A utility token is a form of digital currency created for the purpose of raising capital for a venture. It means that the buyer of the utility token pays the issuer in exchange of a share of the investment that can be redeemed at a later date.

The process is called initial coin offers (ICO) like the initial purchase offer (IPO) in the stock exchange. The crypto coins function just like fiat currency (its value is backed by the issuing government) except that it is in digital format and can be used to buy goods and services.

In essence, crypto coins operate just like mobile money, a digital form of currency that is backed by the national currency that is not on blockchain.

Libra token, therefore, is M-Pesa. It is backed by financial assets and exchanges one on one to the dollar and by extension a basket of other currencies. One of its purposes is to serve the underserved (people without access to traditional banking) and enable consumers to purchase the currency and use it to pay for goods and services.

It is, however, on a permissioned blockchain, a platform with a security layer managing those who can have access to the network of individuals and enterprises. Such a layer minimizes platform vulnerabilities that can undermine its credibility if money launderers were to penetrate the system.

All the US Congress needed was to ask Facebook to permission the regulators into their blockchain and study their activities for some time to enable innovation and regulation.

Instead, they sought answers from what they knew without regard to a world that is constantly under disruption. They sought to know if Libra was money and whether Libra Association was a bank somewhere in Switzerland. Federal Reserve Chairman Jerome Powell told the Senate that “there isn’t any one agency that can stand up and have oversight over this.”

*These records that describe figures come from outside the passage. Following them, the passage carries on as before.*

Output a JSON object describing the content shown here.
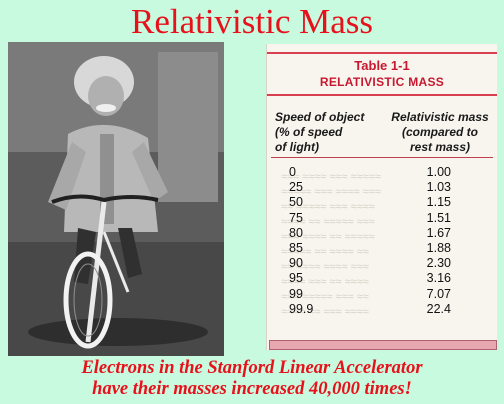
{
  "title": "Relativistic Mass",
  "table": {
    "number": "Table 1-1",
    "name": "RELATIVISTIC MASS",
    "col1_header": [
      "Speed of object",
      "(% of speed",
      "of light)"
    ],
    "col2_header": [
      "Relativistic mass",
      "(compared to",
      "rest mass)"
    ],
    "rows": [
      {
        "speed": "0",
        "mass": "1.00"
      },
      {
        "speed": "25",
        "mass": "1.03"
      },
      {
        "speed": "50",
        "mass": "1.15"
      },
      {
        "speed": "75",
        "mass": "1.51"
      },
      {
        "speed": "80",
        "mass": "1.67"
      },
      {
        "speed": "85",
        "mass": "1.88"
      },
      {
        "speed": "90",
        "mass": "2.30"
      },
      {
        "speed": "95",
        "mass": "3.16"
      },
      {
        "speed": "99",
        "mass": "7.07"
      },
      {
        "speed": "99.9",
        "mass": "22.4"
      }
    ]
  },
  "footer": {
    "line1": "Electrons in the Stanford Linear Accelerator",
    "line2": "have their masses increased 40,000 times!"
  },
  "colors": {
    "background": "#c8fae0",
    "title_red": "#e8101a",
    "table_red": "#c81830"
  }
}
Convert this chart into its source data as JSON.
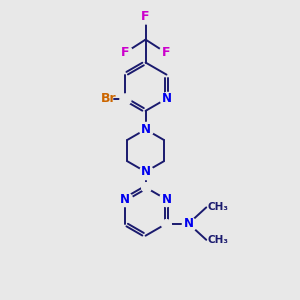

Their fears centre on lack of intermediaries that they can hold accountable. Is Libra an investment currency with volatility such as the one witnessed? It isn’t. There wasn’t anyone seeking to understand the benefit these disruptive technologies will bring over and above the existing problems such as money laundering and other harmful transactions in the dark web. The United Nations Office on Drugs and Crime reported that the estimated amount of money laundered globally in 2018 is 2 – 5 percent of global GDP, or $800 billion - $2 trillion in current US dollars.

Other reports say illicit financial flows, that is, illegal movement of cash (like multinational corporations misreporting the value of their imports or exports to reduce tax) between countries, accounted for $68bn a year, three times as much as the $19bn Africa received in aid.

If the current problem of illicit financial flows is well acknowledged, the Congress should be asking if the new technologies will solve the problem.

Indeed, online magazine Fintech Futures of March 6, 2018, acknowledge the fact that 4IR technologies such as Artificial intelligence and machine learning are playing a significant role in the decline of fraud in the banking sector.

Several other studies show that blockchain's decentralized technology can enable banks and financial institutions to be more effective in prevention of fraud and money laundering.

The US Congress’ fears are misplaced. They need lessons from Kenya on how to regulate digital currency even when there is limited capacity as we did in 2007. What we had was abundant courage to allow Mobile money while learning how to regulate the emergent technology.

With Silicon Valley having pioneered many of the disruptive technologies that have become the envy of many countries, it will be an anti-climax for Congress to stand in their way. It will also send wrong signals to countries that are in the nascent stages of innovativeness.